None of the remaining parties makes an attractive ally for the United States, or for NATO, or for any incarnation of “the West.” Assad and ISIS both engage in mass killing against their political opponents. The various militias of the Free Syrian Army have, perhaps, been less violent, but only because they are less capable and less competent. Were the Assad regime to collapse suddenly, the massacre and ethnic cleansing of Alawis, Druze and Christians would probably ensue.
Lacking any attractive partner, the United States under the Obama administration chose to remain aloof. The do-nothing policy had several obvious attractions, particularly in the aftermath of the disastrous American intervention in Iraq. The military stalemate between the Assad regime and its enemies, however, led to the refugee crisis, and the refugee crisis, in turn, has caused problems in Western Europe. Fear of refugees contributed to the rise of right-wing populism generally, and the folly of Brexit in particular.
Perhaps, therefore, it is time to prefer an end with horrors, to horrors without end. The continuing absence of Nelson Mandela’s ghost leaves only bad options on the table. Supporting the Kurds is not enough, one must pick a side inside Syria proper. The Free Syrian Army appears incapable of victory; supporting it would merely prolong the anarchy and violence. That leaves only two realistic options left on the table: the Assad regime and the Islamic State.

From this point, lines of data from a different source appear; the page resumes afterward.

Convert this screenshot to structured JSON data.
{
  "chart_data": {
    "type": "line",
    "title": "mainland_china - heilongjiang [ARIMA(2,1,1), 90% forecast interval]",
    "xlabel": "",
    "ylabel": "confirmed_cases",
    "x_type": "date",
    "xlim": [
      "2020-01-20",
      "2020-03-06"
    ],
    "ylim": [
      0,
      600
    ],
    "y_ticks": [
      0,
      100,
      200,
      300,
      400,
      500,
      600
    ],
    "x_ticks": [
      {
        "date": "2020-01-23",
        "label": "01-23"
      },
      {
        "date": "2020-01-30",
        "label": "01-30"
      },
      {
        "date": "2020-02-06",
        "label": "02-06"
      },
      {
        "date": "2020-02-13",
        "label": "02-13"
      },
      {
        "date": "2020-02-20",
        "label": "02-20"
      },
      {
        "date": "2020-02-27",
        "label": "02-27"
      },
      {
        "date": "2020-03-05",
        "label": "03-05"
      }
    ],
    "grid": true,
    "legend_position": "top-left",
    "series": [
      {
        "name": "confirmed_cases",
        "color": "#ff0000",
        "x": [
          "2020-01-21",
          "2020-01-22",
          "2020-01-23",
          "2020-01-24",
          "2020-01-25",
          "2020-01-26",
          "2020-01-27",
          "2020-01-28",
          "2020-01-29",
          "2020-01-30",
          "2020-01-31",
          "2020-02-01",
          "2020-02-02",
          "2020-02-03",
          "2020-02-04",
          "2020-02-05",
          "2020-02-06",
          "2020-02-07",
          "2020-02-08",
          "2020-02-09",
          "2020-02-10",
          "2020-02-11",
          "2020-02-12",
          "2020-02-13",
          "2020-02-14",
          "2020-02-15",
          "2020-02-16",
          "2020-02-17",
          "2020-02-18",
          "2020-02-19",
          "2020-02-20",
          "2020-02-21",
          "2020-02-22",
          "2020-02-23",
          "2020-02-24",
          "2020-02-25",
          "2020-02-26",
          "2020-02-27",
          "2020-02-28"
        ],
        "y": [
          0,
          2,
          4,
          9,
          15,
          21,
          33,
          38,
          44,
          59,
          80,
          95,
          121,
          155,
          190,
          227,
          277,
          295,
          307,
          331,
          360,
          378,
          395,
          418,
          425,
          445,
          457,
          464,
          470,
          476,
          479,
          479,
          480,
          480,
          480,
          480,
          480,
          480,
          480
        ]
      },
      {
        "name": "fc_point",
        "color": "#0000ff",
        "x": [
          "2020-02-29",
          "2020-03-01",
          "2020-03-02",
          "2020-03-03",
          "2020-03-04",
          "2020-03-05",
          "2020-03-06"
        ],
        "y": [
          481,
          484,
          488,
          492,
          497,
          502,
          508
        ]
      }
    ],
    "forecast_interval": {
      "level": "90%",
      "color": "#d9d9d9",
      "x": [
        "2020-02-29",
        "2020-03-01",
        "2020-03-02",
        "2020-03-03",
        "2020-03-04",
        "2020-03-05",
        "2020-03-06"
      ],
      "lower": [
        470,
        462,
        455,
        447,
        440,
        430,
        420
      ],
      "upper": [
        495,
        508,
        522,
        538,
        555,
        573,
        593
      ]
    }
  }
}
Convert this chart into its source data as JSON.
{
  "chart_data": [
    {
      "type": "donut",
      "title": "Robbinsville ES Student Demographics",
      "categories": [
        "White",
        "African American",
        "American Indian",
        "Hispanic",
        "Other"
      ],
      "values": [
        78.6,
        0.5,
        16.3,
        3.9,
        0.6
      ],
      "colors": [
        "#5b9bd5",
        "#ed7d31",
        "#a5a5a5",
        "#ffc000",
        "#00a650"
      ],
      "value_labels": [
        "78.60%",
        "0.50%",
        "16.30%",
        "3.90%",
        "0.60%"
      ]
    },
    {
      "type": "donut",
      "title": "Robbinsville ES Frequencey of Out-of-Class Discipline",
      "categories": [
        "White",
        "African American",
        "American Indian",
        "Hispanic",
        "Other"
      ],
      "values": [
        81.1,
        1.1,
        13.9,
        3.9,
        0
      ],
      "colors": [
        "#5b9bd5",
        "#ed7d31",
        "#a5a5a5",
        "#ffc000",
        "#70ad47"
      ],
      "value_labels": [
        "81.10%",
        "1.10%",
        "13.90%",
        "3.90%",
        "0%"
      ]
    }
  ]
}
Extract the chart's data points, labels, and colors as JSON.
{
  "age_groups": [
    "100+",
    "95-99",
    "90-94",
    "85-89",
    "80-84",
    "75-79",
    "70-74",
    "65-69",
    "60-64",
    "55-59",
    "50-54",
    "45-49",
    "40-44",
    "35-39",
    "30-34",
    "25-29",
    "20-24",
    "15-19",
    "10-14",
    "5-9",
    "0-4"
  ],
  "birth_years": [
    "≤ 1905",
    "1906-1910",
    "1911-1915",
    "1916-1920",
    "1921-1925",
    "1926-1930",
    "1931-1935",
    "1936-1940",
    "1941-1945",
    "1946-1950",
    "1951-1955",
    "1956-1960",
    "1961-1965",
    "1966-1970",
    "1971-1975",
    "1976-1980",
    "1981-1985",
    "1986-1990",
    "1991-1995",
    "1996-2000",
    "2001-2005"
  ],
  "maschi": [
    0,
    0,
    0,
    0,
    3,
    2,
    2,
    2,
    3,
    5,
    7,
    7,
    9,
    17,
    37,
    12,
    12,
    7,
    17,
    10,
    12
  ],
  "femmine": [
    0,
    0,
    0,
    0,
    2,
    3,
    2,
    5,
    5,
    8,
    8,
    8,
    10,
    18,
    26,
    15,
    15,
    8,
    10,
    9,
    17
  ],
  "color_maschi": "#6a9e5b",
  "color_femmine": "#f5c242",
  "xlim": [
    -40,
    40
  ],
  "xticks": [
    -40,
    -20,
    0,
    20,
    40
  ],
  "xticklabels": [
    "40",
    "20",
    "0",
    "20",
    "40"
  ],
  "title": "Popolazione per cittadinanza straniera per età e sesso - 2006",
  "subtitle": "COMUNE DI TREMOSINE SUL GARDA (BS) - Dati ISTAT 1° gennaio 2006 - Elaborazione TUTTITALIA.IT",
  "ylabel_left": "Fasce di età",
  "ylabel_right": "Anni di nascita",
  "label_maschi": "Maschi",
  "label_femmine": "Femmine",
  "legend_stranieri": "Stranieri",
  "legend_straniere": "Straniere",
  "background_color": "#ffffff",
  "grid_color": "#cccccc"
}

If foreign powers wish to intervene in Syria, therefore, they should support the Assad regime, complete with its chemical weapons and torture-prisons.
Both the Islamic State and the Assad regime, the contenders for power in Syria, are violent and brutal. However, the Syrian government at least pays lip service to representative government. The Assad regime’s 2012 constitution proclaims that “sovereignty shall be based on the principle of the rule of the people by the people and for the people” (article 2) and that “the political system of the state shall be based on the principle of political pluralism” (article 8).
By contrast, a document outlining the “principles of the administration of the Islamic State,” captured on the battlefield and published by the Guardian newspaper, explicitly rejects “coexistence with disbeliever sects” and equates “cultural exchange with the west” to “moral dissolution.” The state also proudly claims responsibility for bomb attacks against civilian targets worldwide, most notably bombing a Coptic church in Egypt. Syrian Sunnis have long had legitimate grievances with the Assad regime, but the Islamic State is a universal enemy. The United States, and the international powers, should do what is necessary for its destruction. Assad is the lesser of the two evils.
Since the United States has so little credibility with Arab public opinion, and particular with the Assad regime, perhaps the best course of action is to leave this as a job for Russia. The Assad regime has long enjoyed friendly relations with Russia; Bashar al-Assad’s father, Hafiz al-Assad, was allied to the Soviet Union. Indeed, during the Cold War many Syrians studied in the Soviet Union, and several brought home Russian spouses. Some 30,000 ethnic Russians lived in Syria at the start of the war. Russia has organised peace talks in the Kazakh capital of Astana, for the first time bringing opposition fighters and Assad’s representatives. So, the western powers should support Russia’s attempts to broker a peace deal.